* Euro zone periphery govt bond yields tmsnrt.rs/2ii2Bqr
By Dhara Ranasinghe
LONDON, July 16 (Reuters) - Euro zone bond yields held broadly steady on Thursday, with borrowing costs in the periphery near their lowest levels since March before a European Central Bank meeting widely expected to pause after a series of extraordinary moves.

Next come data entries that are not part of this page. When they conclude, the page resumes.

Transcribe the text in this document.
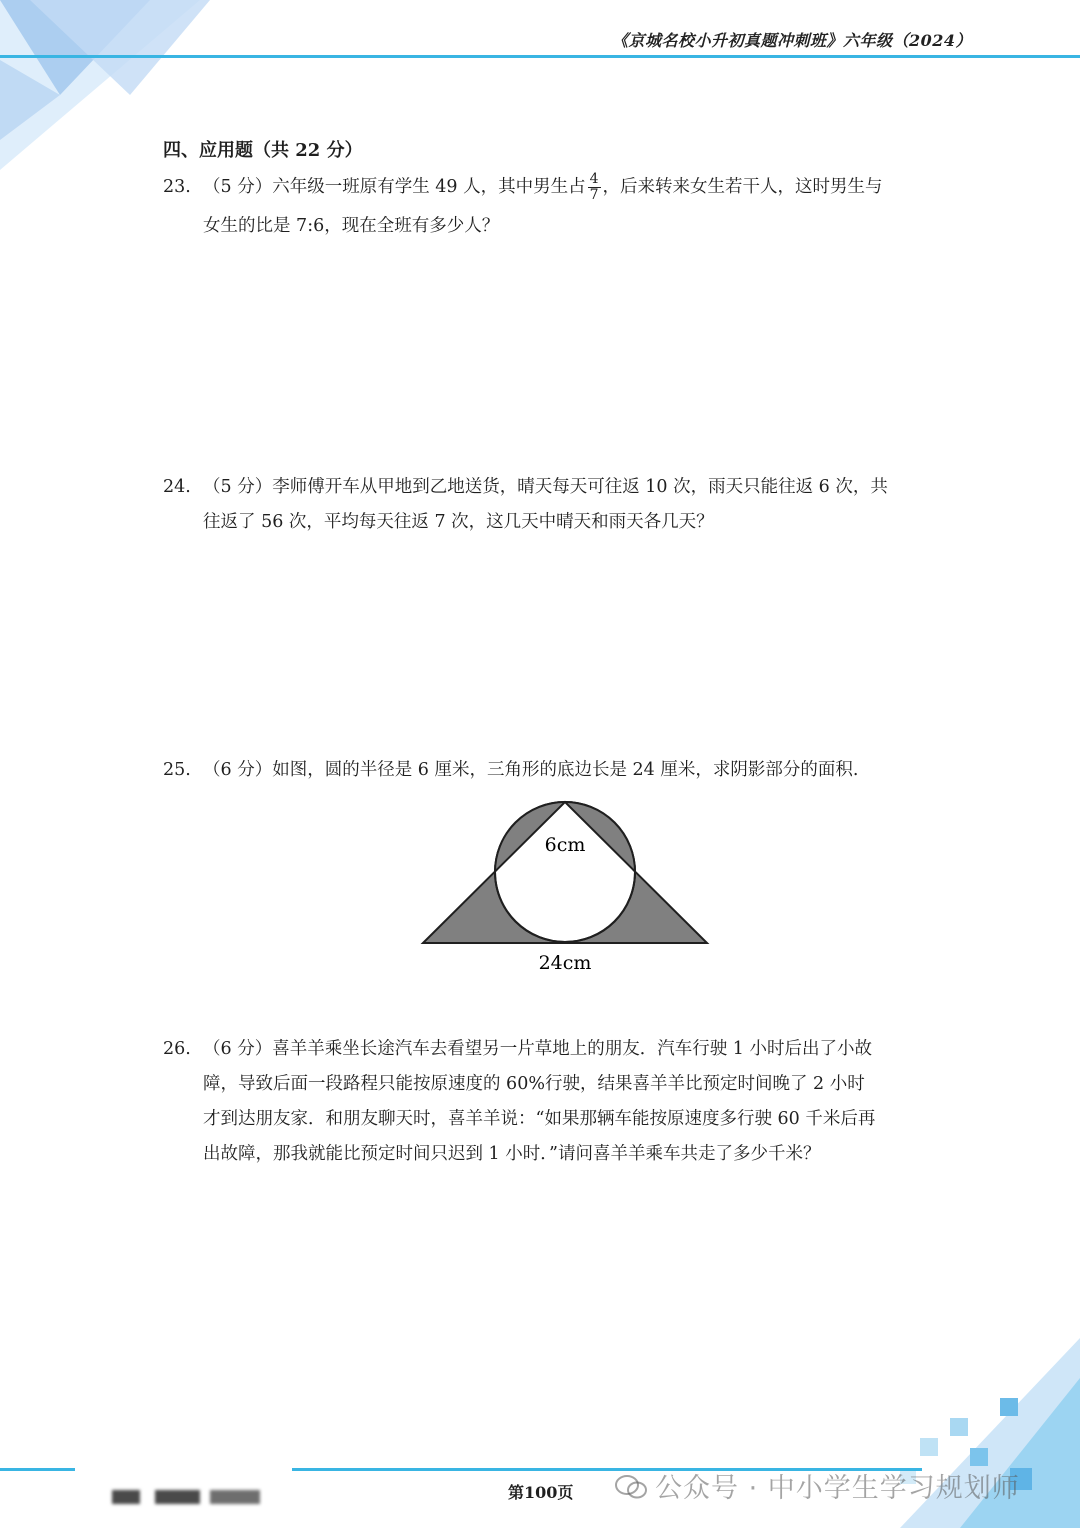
《京城名校小升初真题冲刺班》六年级（2024）
四、应用题（共 22 分）
23. （5 分）六年级一班原有学生 49 人，其中男生占 $\frac{4}{7}$ ，后来转来女生若干人，这时男生与
女生的比是 7:6，现在全班有多少人？
24. （5 分）李师傅开车从甲地到乙地送货，晴天每天可往返 10 次，雨天只能往返 6 次，共
往返了 56 次，平均每天往返 7 次，这几天中晴天和雨天各几天？
25. （6 分）如图，圆的半径是 6 厘米，三角形的底边长是 24 厘米，求阴影部分的面积.
6cm
24cm
26. （6 分）喜羊羊乘坐长途汽车去看望另一片草地上的朋友．汽车行驶 1 小时后出了小故
障，导致后面一段路程只能按原速度的 60%行驶，结果喜羊羊比预定时间晚了 2 小时
才到达朋友家．和朋友聊天时，喜羊羊说：“如果那辆车能按原速度多行驶 60 千米后再
出故障，那我就能比预定时间只迟到 1 小时．”请问喜羊羊乘车共走了多少千米？
第100页	公众号 · 中小学生学习规划师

Italy’s 10-year bond yield is down almost 30 basis points since the ECB ramped up its emergency bond-buying scheme on June 4 to support an economy hit by the COVID-19 crisis.
As the economy stabilises, some ECB board members have suggested the entire Pandemic Emergency Purchase Programme “envelope” - boosted to 1.35 trillion euros ($1.52 trillion) in June - might not be spent.
The challenge for ECB chief Christine Lagarde is to acknowledge data is improving but reiterate her commitment to stimulus given the uncertain outlook.
Aggressive ECB action has stabilised markets and helped narrow euro area bond spreads that widened in March when coronavirus-panic gripped markets.
“Lagarde is likely to emphasise that the PEPP envelope is a ceiling, that there is no obligation to go as far as the 1.35 trillion euros but the expectation is that they will do more,” said Chris Scicluna, head of economic research at Daiwa Capital Markets.
Italy’s 10-year bond yield hovered around 1.27%, having touched its lowest since late March on Wednesday at around 1.25%. Germany’s benchmark Bund yield was a touch lower at -0.45% as the ECB meeting and a European Union summit, starting on Friday, loomed.
The ECB delivers its decision at 1145 GMT, followed by Lagarde’s press conference at 1230 GMT.
“This will be a non-event with a big test for Lagarde’s communication skills,” Carsten Brzeski, chief economist for the euro zone at ING told the Reuters Global Markets Forum this week. “The real action will and can only come once we have July macro data. This will be for the September or October meeting.”
Analysts saw a chance the ECB could increase the amount of bank excess reserves it exempts from being charged at the -0.50% deposit rate to help offset the impact of negative interest rates on the banking sector.